Ultimo aggiornamento 2020-11-08  3:49:14 PM

Valutazione preoperatoria – Valutazione delle condizioni generali e di quelle locali per eventuali patologie associate. L’ eventuale anemia, sopratutto se importante, deve essere corretta preventivamente. La via di accesso e la tecnica chirurgica devono avere come obiettivo la minor invasività possibile, privilegiando la procedura più semplice, con meno complicanze e sequele, oltre che la meno costosa.

  • E’ importante l’esecuzione di una dettagliata ecografia pelvica (1) e del viscere uterino in particolare, con una completa mappatura di tutti i miomi, da eseguirsi prima dell’intervento da parte di ecografisti che collaborano con i chirurghi . L’ecografia transvaginale è utile anche per valutare l’endometrio,
  • talvolta può essere necessaria la biopsia endometriale per escludere una patologia endometriale maligna.
  • Nelle donne con miomi sottomucosi, candidate ad un trattamento resettoscopico, la valutazione isteroscopica preoperatoria permette una corretta strategia chirurgica.

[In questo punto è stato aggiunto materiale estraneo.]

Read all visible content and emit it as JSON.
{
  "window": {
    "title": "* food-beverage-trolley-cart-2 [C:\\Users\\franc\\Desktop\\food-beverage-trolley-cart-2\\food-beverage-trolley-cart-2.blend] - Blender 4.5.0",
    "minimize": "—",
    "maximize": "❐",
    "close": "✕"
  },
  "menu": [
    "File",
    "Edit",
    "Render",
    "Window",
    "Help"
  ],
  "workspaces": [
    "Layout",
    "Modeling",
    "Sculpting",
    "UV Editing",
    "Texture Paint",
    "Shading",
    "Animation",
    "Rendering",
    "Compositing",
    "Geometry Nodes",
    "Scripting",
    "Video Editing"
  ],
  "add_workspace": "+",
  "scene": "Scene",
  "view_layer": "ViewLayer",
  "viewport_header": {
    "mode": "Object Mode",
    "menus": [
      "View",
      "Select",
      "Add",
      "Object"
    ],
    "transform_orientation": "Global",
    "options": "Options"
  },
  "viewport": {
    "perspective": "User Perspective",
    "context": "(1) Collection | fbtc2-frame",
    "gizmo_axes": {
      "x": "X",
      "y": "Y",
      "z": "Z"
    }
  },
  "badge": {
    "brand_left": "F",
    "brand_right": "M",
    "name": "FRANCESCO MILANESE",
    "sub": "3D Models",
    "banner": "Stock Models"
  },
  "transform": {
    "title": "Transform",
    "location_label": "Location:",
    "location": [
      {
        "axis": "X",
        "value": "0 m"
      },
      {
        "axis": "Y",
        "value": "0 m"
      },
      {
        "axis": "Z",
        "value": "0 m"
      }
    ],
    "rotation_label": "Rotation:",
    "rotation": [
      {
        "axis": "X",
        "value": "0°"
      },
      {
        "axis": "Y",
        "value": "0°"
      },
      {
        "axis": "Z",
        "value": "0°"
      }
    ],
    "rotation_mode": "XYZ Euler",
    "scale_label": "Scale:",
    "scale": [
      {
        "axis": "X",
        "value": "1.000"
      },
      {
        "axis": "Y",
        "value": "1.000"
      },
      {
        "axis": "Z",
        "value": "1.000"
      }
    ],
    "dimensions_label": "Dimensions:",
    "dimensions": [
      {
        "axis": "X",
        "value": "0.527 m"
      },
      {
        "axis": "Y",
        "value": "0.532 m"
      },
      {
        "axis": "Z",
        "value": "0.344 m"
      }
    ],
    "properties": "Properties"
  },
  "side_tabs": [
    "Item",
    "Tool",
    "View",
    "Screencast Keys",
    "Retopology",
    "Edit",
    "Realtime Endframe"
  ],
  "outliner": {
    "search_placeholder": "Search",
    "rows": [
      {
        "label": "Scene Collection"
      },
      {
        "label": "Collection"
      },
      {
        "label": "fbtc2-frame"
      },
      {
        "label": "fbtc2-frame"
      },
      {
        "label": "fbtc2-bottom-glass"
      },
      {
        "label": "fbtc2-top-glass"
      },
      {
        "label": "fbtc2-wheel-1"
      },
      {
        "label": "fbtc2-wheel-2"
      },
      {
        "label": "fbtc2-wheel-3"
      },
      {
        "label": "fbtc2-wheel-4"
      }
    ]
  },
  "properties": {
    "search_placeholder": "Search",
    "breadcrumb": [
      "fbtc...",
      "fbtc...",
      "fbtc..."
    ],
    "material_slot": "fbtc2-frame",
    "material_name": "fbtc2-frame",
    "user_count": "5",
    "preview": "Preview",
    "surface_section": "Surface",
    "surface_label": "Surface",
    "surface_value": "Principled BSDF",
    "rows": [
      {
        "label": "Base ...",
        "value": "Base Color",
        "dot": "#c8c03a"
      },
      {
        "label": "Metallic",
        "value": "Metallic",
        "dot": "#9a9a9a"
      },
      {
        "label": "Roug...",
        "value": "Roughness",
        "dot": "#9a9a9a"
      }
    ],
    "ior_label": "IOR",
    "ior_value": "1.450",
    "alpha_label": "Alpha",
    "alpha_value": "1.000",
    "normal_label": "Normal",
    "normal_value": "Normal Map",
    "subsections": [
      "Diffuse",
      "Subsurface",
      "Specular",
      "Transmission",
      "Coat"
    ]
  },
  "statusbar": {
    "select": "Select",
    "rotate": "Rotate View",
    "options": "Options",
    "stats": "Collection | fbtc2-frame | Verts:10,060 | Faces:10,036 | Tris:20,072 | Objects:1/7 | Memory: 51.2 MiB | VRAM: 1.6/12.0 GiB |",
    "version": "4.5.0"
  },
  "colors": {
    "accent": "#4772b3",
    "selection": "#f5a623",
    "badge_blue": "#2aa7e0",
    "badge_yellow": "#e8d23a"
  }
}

Può essere sufficiente anche la sola isterosonografia.
  • RMN – è preferibile la risonanza magnetica preoperatoria del bacino nei seguenti scenari:
    • utero maggiore di 12 settimane (280 g) all’esame clinico
    • identificazione di più fibromi attraverso gli Stati Uniti
    • storia suggestiva di adenomiosi.

La risonanza magnetica facilita la pianificazione preoperatoria delineando accuratamente la dimensione e la posizione dei fibromi e distinguendo tra adenomioma e fibroma nella maggior parte dei casi.

Controindicazioni alla laparoscopia: gravi patologie associate (ASA III), gravi patologie della coagulazione, l’insufficienza respiratoria grave, la broncopneumopatia cronica ostruttiva (BPCO) severa, le malattie cardiache gravi, l’ipertensione endocranica.

Un problema di non facile attuazione è l’eventuale predeposito di sangue autologo, auspicabile in vista di un intervento laparotomico impegnativo con probabilità di discrete perdite ematiche.

1. Isterectomia totale/subtotale: va riservata alle donne che hanno concluso il periodo di vita riproduttiva, con malattia molto estesa e che concordano per un’intervento demolitore, oppure nei casi in cui il trattamento chirurgico conservativo non dia adeguate garanzie di risultato, per l’elevato rischio di recidive. Nella decisione di un intervento demolitore deve trovare ampio spazio il coinvolgimento psicologico ed il successivo consenso della donna, che talvolta ha bisogno di tempo per determinarsi. Devono essere discussi e chiariti con la donna anche gli aspetti relativi alla rimozione degli annessi ed all’eventuale conservazione della cervice uterina (miglior conservazione della sessualità!).

2. Miomectomia laparotomica: Gli obiettivi della miomectomia sono la rimozione dei miomi ed il mantenimento della fertilità. I rischi della miomectomia sono la perdita ematica, le aderenze pelviche post-intervento e la recidiva/persistenza  (10–20 %) .

Le aderenze possono influenzare il tasso di fertilità ed indurre dolore cronico pelvico (CPP). Per limitare le conseguenze è necessario eseguire l’intervento in modo tecnicamente corretto e con la minor invasività possibile (manipolazione delicata dei tessuti, riduzione del sanguinamento intraoperatorio, emostasi ottimale, materiale di sutura più tollerato, limitazione dell’uso di garze emostatiche e laparotomiche, irrigazione continua del campo operatorio).

L’uso routinario pre-operatorio degli analoghi del Gn-RH è stato pressoché abbandonato nella miomectomia laparotomica per il rischio di una riduzione volumetrica e quindi di una mancata evidenziazìone di miomi intramurali di piccole dimensioni e per l’effetto di sclerosi sulla pseudocapsula del mioma con possibile difficoltà al reperimento del corretto piano di clivaggio (19).

MIOMECTOMIA LAPAROTOMICA TECNICA: Una laparotomia trasversale sovrapubica secondo Pfannenstiel è nella quasi totalità dei casi adeguata a rendere disponibile un campo operatorio di sufficiente ampiezza, solo in casi eccezionali è necessario ricorrere ad un laparotomia longitudinale mediana ombelico-pubica.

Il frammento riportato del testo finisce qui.